公案というのは、『禅問答』のことで、問に対する答えが心底自分のなかで腑に落ちる・・・まで決して問うことを止めない事である、とは馬骨解釈で、本物の禅僧がどう説明するのか私は知らない。

 

しかし、その禅僧にしても『合掌』を日常的にしょっちゅうしているが、その意味を人に問うのを、私は一度も観たことが ない。
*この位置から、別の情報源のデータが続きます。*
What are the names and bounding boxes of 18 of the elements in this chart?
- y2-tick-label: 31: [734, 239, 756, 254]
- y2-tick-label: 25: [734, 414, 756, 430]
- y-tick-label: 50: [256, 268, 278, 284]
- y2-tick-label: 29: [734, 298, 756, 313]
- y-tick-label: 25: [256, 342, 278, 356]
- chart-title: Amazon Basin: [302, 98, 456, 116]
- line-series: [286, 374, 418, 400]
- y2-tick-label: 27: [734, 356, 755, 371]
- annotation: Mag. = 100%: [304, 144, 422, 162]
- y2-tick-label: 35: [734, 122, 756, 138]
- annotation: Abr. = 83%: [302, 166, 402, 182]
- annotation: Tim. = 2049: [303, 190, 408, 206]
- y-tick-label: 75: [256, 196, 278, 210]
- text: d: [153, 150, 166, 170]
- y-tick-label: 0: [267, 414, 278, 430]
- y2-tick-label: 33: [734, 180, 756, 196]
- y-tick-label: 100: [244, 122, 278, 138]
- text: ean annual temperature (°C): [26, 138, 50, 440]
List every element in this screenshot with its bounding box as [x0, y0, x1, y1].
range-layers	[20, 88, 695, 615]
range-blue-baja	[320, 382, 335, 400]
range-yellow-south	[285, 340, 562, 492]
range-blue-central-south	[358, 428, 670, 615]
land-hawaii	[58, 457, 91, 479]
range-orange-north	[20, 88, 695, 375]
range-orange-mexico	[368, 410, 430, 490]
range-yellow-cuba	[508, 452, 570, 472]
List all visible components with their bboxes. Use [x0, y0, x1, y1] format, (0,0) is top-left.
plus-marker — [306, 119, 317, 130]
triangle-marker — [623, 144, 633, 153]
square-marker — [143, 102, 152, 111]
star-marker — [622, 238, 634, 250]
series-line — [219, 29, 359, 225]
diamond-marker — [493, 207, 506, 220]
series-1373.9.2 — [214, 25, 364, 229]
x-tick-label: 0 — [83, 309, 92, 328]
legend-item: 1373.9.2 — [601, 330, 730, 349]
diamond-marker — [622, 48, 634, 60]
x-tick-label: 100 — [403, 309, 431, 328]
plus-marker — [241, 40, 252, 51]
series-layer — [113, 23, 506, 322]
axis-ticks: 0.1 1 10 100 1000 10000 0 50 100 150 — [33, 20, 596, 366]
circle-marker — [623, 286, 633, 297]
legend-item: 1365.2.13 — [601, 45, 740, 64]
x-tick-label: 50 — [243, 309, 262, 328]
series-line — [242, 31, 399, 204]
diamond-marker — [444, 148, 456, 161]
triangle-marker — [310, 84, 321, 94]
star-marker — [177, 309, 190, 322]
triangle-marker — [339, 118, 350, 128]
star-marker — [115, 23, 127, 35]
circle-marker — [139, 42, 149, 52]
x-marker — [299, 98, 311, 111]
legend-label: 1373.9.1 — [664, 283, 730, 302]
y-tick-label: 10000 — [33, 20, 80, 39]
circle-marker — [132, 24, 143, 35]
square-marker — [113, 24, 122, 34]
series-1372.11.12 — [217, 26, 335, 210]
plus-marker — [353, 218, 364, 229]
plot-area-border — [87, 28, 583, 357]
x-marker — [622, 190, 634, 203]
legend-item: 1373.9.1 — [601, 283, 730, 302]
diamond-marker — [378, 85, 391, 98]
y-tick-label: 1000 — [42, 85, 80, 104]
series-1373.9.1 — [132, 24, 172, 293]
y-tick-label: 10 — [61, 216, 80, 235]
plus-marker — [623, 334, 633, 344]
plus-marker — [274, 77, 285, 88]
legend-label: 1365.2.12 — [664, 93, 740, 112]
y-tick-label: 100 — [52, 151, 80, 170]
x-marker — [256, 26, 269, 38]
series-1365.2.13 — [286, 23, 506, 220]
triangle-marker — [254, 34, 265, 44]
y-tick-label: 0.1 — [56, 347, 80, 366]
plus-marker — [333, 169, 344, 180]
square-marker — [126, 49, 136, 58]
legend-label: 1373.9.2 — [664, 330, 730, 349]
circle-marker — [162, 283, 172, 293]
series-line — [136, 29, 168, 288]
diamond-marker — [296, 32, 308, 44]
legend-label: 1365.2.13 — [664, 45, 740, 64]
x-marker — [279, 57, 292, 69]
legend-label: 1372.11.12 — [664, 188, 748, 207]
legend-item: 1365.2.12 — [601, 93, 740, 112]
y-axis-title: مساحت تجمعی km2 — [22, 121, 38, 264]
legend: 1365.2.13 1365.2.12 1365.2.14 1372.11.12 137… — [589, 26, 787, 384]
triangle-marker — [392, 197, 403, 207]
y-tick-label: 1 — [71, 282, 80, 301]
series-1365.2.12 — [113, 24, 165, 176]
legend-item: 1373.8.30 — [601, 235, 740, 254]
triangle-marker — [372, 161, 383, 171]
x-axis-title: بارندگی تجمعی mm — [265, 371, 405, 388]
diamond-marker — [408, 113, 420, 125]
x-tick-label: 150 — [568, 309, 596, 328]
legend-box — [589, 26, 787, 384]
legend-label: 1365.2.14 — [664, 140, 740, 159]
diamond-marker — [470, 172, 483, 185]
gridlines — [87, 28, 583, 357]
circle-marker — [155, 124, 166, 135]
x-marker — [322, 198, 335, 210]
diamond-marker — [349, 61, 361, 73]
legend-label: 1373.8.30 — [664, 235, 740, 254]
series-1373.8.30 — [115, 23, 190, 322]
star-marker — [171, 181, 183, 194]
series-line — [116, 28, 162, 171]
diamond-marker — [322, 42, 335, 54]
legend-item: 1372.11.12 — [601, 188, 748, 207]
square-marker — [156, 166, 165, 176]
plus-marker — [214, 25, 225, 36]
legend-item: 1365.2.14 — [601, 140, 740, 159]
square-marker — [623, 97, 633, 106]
大昔に一度『右手は仏様、左手は自分で、それが一つになることが、合掌の意味です』・・・というようなことを説明していた坊さんがいたような記憶がかすかにあるが、それは、瞬時に右の耳から入って左の耳からスーッと出ていってしまった。

それは多分、その坊さん自身が本当には解っていなかったからではないだろうか・・・

 

なんで今更、『合掌』問題…と自分でも思うが、それがこの旅での効用でもあったでろうか? この訳がわからないくたびれ旅は、観方によればある意味『接心』のように最後は自分なりに切羽詰まったところがあったが、 自分の『合掌』がようやっと腑に落ちた・・・というより『不二落ちた』気がした。

 

そうして観ると、この旅で見る沢山の仏像の『合掌』は、『悟り』丸出しではいか。

 

 

       

          吉野の蔵王権現さまの憤怒の四股ふみ

権現が ドスンと地球の 四股踏めば ぎゃふんと我の 目が覚めるかな…』 馬骨

 

あまりにも丸出しだと、かえって見えないもので、ドスン!の一発が人間には必要なのかも、また相撲さんの『四股』には地鎮祭としての意味があるそうで、それが権現さまの『四股』であれば最近の地震を鎮める力ともなっているであろう。